Several senators, speaking both on and off the record, said the risk-reward for them is too high. Sen. Mel Martinez (R-Fla.), the most prominent Cuban-American in delegate-rich Florida, said he would withhold an endorsement until at least after the Jan. 8 New Hampshire primary, at which point he hopes a clear front-runner will be at hand. This way, he said he would avoid making a decision "in which you're going to make two-thirds of your friends angry and just one-third happy."
"It's in every senator's interest, except for those from the home states, to wait it out. People have been around a long time," said a Senate Democrat backing Clinton, requesting anonymity to explain the candid reasons for his colleagues' reluctance to endorse.
These are not just backbench, little-known senators who are afraid to throw their political weight around. On both sides of the aisle prime-time senators are sitting this out.
These include Sen. Edward M. Kennedy (D-Mass.), whose support of Sen. John Kerry (D-Mass.) in Iowa in 2004 helped push him across the caucus finish line first; Kerry himself, who's sitting on an e-mail list of 3 million supporters from his '04 bid that any candidate would kill for; Senate Minority Leader Mitch McConnell (R-Ky.); Sen. Charles Grassley (R-Iowa), who has provided key support for previous nominees such as President Bush in 2000 and Bob Dole in 1996; and Sen. Barbara Boxer (D-Calif.), the largest vote getter in Golden State history whose support in the Feb. 5 California primary could prove pivotal if the contest goes on that long.

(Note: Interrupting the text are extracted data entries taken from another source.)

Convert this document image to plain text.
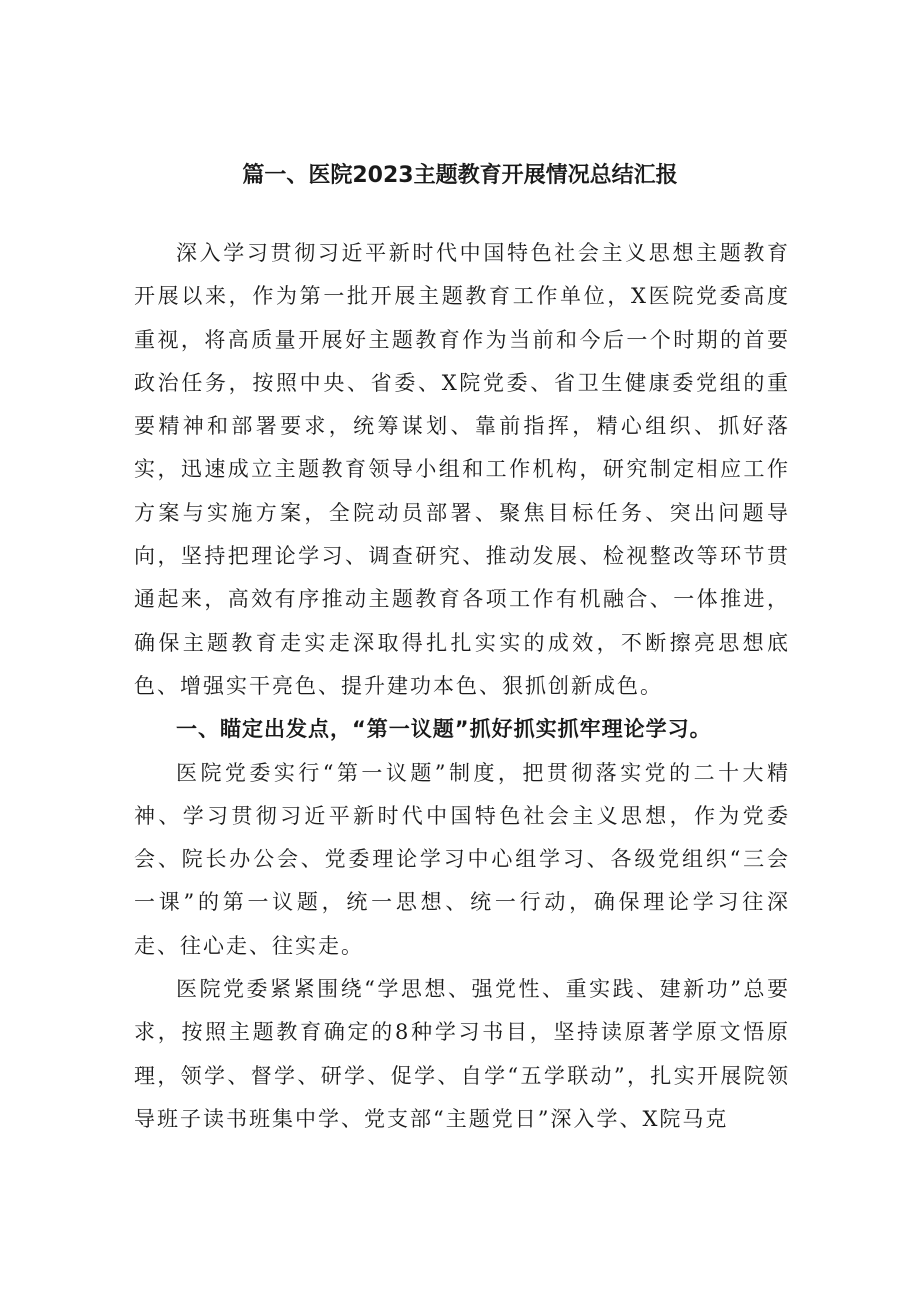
篇一、医院2023主题教育开展情况总结汇报

深入学习贯彻习近平新时代中国特色社会主义思想主题教育开展以来，作为第一批开展主题教育工作单位，X医院党委高度重视，将高质量开展好主题教育作为当前和今后一个时期的首要政治任务，按照中央、省委、X院党委、省卫生健康委党组的重要精神和部署要求，统筹谋划、靠前指挥，精心组织、抓好落实，迅速成立主题教育领导小组和工作机构，研究制定相应工作方案与实施方案，全院动员部署、聚焦目标任务、突出问题导向，坚持把理论学习、调查研究、推动发展、检视整改等环节贯通起来，高效有序推动主题教育各项工作有机融合、一体推进，确保主题教育走实走深取得扎扎实实的成效，不断擦亮思想底色、增强实干亮色、提升建功本色、狠抓创新成色。

一、瞄定出发点，“第一议题”抓好抓实抓牢理论学习。

医院党委实行“第一议题”制度，把贯彻落实党的二十大精神、学习贯彻习近平新时代中国特色社会主义思想，作为党委会、院长办公会、党委理论学习中心组学习、各级党组织“三会一课”的第一议题，统一思想、统一行动，确保理论学习往深走、往心走、往实走。

医院党委紧紧围绕“学思想、强党性、重实践、建新功”总要求，按照主题教育确定的8种学习书目，坚持读原著学原文悟原理，领学、督学、研学、促学、自学“五学联动”，扎实开展院领导班子读书班集中学、党支部“主题党日”深入学、X院马克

A Democratic lobbyist on Clinton's side recently spoke to Kennedy, who explained that his ties to the Clinton family are deep but his friendship with Dodd goes back three decades. Another senator suggested Kennedy put his entire political operation behind Kerry's 2004 effort and is just too burned from a losing campaign to make any similar effort. Boxer, whose daughter was once married to Sen. Clinton's brother, remains on the sideline while her California colleague, Sen. Dianne Feinstein (D), has endorsed the former first lady.
The two leading recipients of senatorial endorsements are Clinton, with nine, and McCain, with 10. In addition to her home-state colleague Sen. Charles Schumer (N.Y.), Clinton has grabbed the endorsements of three female senators and two senators from neighboring New Jersey. Beyond those natural allies, Clinton also won the backing of Sen. Sheldon Whitehouse (D-R.I.), whose political career was launched by President Clinton in the mid-1990s with an appointment as U.S. attorney. Sens. Evan Bayh (D-Ind.) and Daniel Inouye (D-Hawaii) are the only senators without natural alliances to Clinton or her family that have backed her campaign.

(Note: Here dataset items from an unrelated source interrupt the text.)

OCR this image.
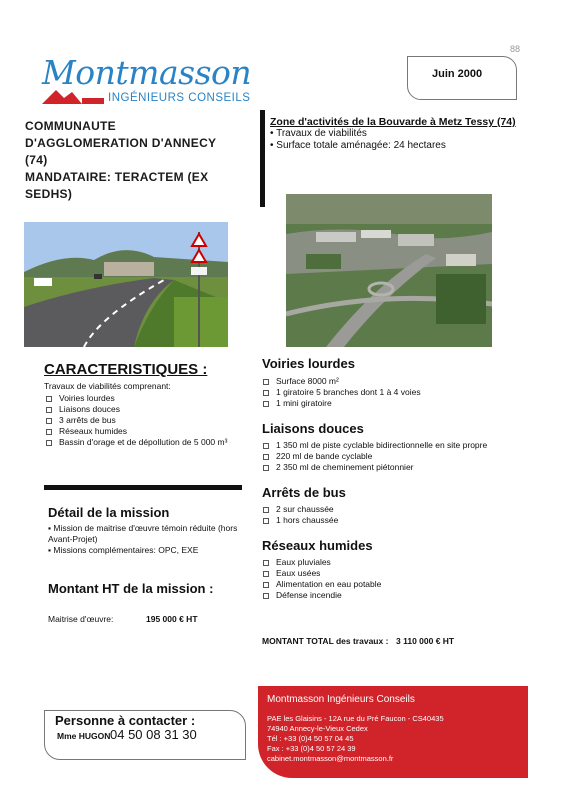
88
Montmasson
INGÉNIEURS CONSEILS
Juin 2000
COMMUNAUTE
D'AGGLOMERATION D'ANNECY
(74)
MANDATAIRE: TERACTEM (EX
SEDHS)
Zone d'activités de la Bouvarde à Metz Tessy (74)
• Travaux de viabilités
• Surface totale aménagée: 24 hectares
CARACTERISTIQUES :
Travaux de viabilités comprenant:
Voiries lourdes
Liaisons douces
3 arrêts de bus
Réseaux humides
Bassin d'orage et de dépollution de 5 000 m³
Détail de la mission
▪ Mission de maitrise d'œuvre témoin réduite (hors Avant-Projet)
▪ Missions complémentaires: OPC, EXE
Montant HT de la mission :
Maitrise d'œuvre:	195 000 € HT
Personne à contacter :
Mme HUGON 04 50 08 31 30
Voiries lourdes
Surface 8000 m²
1 giratoire 5 branches dont 1 à 4 voies
1 mini giratoire
Liaisons douces
1 350 ml de piste cyclable bidirectionnelle en site propre
220 ml de bande cyclable
2 350 ml de cheminement piétonnier
Arrêts de bus
2 sur chaussée
1 hors chaussée
Réseaux humides
Eaux pluviales
Eaux usées
Alimentation en eau potable
Défense incendie
MONTANT TOTAL des travaux : 3 110 000 € HT
Montmasson Ingénieurs Conseils
PAE les Glaisins - 12A rue du Pré Faucon - CS40435
74940 Annecy-le-Vieux Cedex
Tél : +33 (0)4 50 57 04 45
Fax : +33 (0)4 50 57 24 39
cabinet.montmasson@montmasson.fr
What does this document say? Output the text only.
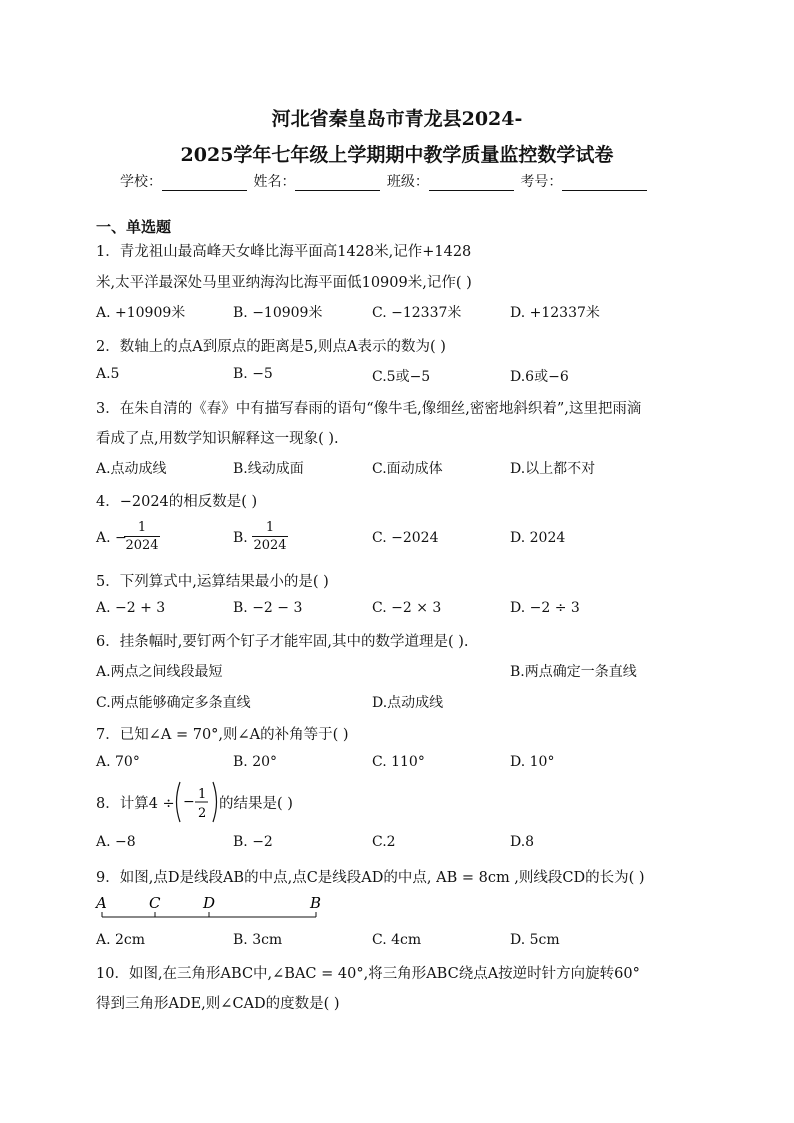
河北省秦皇岛市青龙县2024-
2025学年七年级上学期期中教学质量监控数学试卷
学校：	姓名：	班级：	考号：
一、单选题
1．青龙祖山最高峰天女峰比海平面高1428米,记作+1428
米,太平洋最深处马里亚纳海沟比海平面低10909米,记作( )
A. +10909米	B. −10909米	C. −12337米	D. +12337米
2．数轴上的点A到原点的距离是5,则点A表示的数为( )
A.5	B. −5	C.5或−5	D.6或−6
3．在朱自清的《春》中有描写春雨的语句“像牛毛,像细丝,密密地斜织着”,这里把雨滴
看成了点,用数学知识解释这一现象( ).
A.点动成线	B.线动成面	C.面动成体	D.以上都不对
4．−2024的相反数是( )
A. −
1
2024	B.
1
2024	C. −2024	D. 2024
5．下列算式中,运算结果最小的是( )
A. −2 + 3	B. −2 − 3	C. −2 × 3	D. −2 ÷ 3
6．挂条幅时,要钉两个钉子才能牢固,其中的数学道理是( ).
A.两点之间线段最短	B.两点确定一条直线
C.两点能够确定多条直线	D.点动成线
7．已知∠A = 70°,则∠A的补角等于( )
A. 70°	B. 20°	C. 110°	D. 10°
8．计算4 ÷ − 1
2
的结果是( )
A. −8	B. −2	C.2	D.8
9．如图,点D是线段AB的中点,点C是线段AD的中点, AB = 8cm ,则线段CD的长为( )
A	C	D	B
A. 2cm	B. 3cm	C. 4cm	D. 5cm
10．如图,在三角形ABC中,∠BAC = 40°,将三角形ABC绕点A按逆时针方向旋转60°
得到三角形ADE,则∠CAD的度数是( )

McCain, meanwhile, has the widest allegiance of support spanning all regions and ideologies in the Senate. From moderates such as Maine's senators, Susan Collins and Olympia Snowe, to a conservative darling, Sen. John Thune (R-S.D.), McCain has widespread backing.
Meanwhile, Biden, Gov. Bill Richardson (D-N.M.) and Obama have won the support of only their home-state senator. Dodd -- who's been in the chamber since 1981 -- does not have even a single endorsement from his colleagues.

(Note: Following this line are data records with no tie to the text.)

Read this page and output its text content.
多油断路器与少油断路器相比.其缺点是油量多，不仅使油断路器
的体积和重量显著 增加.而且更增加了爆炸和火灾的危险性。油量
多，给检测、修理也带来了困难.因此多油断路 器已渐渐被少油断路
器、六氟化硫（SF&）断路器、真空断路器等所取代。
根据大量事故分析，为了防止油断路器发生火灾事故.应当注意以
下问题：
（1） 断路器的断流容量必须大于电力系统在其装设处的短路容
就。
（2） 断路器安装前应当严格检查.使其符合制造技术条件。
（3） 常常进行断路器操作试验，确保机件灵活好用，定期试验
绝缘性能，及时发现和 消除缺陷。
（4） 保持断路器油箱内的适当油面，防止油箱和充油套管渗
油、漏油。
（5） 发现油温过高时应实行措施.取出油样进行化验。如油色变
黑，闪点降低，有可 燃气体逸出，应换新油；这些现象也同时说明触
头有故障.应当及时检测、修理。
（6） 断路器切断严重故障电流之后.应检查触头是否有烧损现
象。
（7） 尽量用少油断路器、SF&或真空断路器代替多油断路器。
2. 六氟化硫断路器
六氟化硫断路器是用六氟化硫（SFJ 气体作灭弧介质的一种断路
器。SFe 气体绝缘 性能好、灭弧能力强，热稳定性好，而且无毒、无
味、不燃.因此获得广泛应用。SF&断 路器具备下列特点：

And judging from their responses this week, one shouldn't expect these senators to dive into the endorsement field while the contests remain this hot.
"They're all close colleagues. They're all imminently qualified," said Sen. Tom Harkin (D-Iowa), the elder statesman of Hawkeye State politics. Where will Harkin's endorsement be in the next few weeks, with the caucuses just 21 days away?
"Right where it is right now," Harkin said. "As neutral as I can be."